Treadway Blake did not often write a letter. His address, in ballpoint, was shaky and intimate but his letter was short and to the point. With it inside the envelope were two more letters: one from the department of motor vehicle registration and the other from MCP, which was the provincial medicare plan. The second one had been neatly opened with a knife. That was how Treadway opened letters.

Dear Wayne, Treadway had written. Here is your driver’s licence renewal. You need to get that done. I’ve also had a letter from the government about the insurance for your medication. I’m not sure what to do about it and there are some parts I cannot make head nor tail out of, so I am sending it to you and maybe you can have someone look at it down there. There must be someone at the confederation building who knows what it is all about. Your mother and I are fine, but I came home from the trapline to find her a bit confused. I am going to try to have someone look in on her when I go out again in a week or so. Love, Dad.

Wayne looked at the government letter. It contained forms and columns, and it asked Treadway to fill out the forms and the government would arrive at a decision about the amount Treadway would have to pay for Wayne’s medications between now and the time he turned twenty-one; then there was another form concerning the years beyond that date. They seemed to want to know whether Wayne was going to a university, and there were so many numbered lists he could not figure out the form any better than his father had done.

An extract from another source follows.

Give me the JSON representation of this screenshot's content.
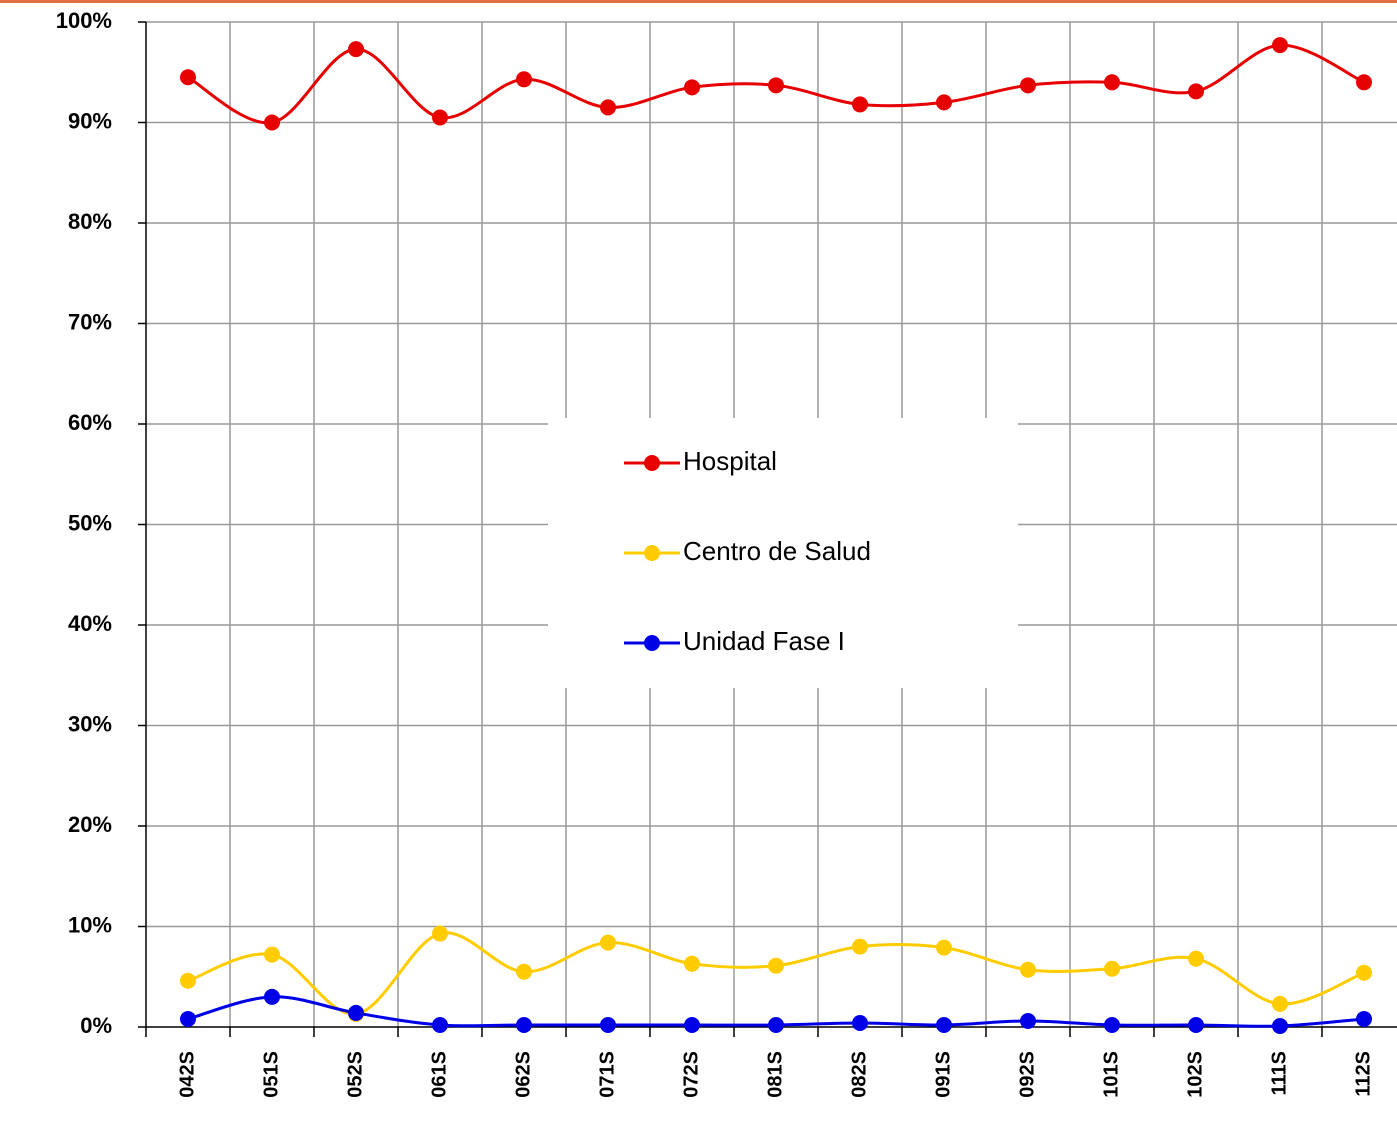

But there was one thing he could discern, and it was that his hormone medication cost a lot more than he had imagined. There was a figure for the MCP contribution over the past year and another one for parental contribution.

The only time to get his father on the phone, Wayne knew, was at five in the morning. That was when Treadway ate breakfast, and it was the only time he could be relied on to be inside the house. Wayne was awake half the night thinking of what he would say to his father.

“Dad?”

Treadway was a man who did not like talking on the phone. The phone was for getting information across that could not be exchanged in any other way. It was the new form of telegrams.

“Did you figure it out, son? Were you able to see exactly what MCP was getting at?”

“I’m calling to say you might as well save yourself some money.”

“What’s that now, Wayne?”

“I’ve been thinking for a while about being on all these drugs, and not liking it.”

Wayne had been watching people. He watched men and women who passed him on their way to get pea soup at Shelley’s at lunchtime or croissants at the new bakery across from the Bank of Montreal. The street smelled of cigarettes, perfume, and coffee, and Wayne saw that the faces, bodies, clothes, and shoes of the men and women who passed him had been divided and thinned. The male or female in them had been both diluted and exaggerated. They were one, extremely so, or they were the other. The women trailed tapered gloves behind them and walked in ludicrous heels, while the men, with their fuzzy sideburns and brown briefcases, looked boring as little beagles out for the same rabbit. You define a tree and you do not see what it is; it becomes its name. It is the same with woman and man. Everywhere Wayne looked there was one or the other, male or female, abandoned by the other. The loneliness of this cracked the street in half. Could the two halves of the street bear to see Wayne walk the fissure and not name him a beast?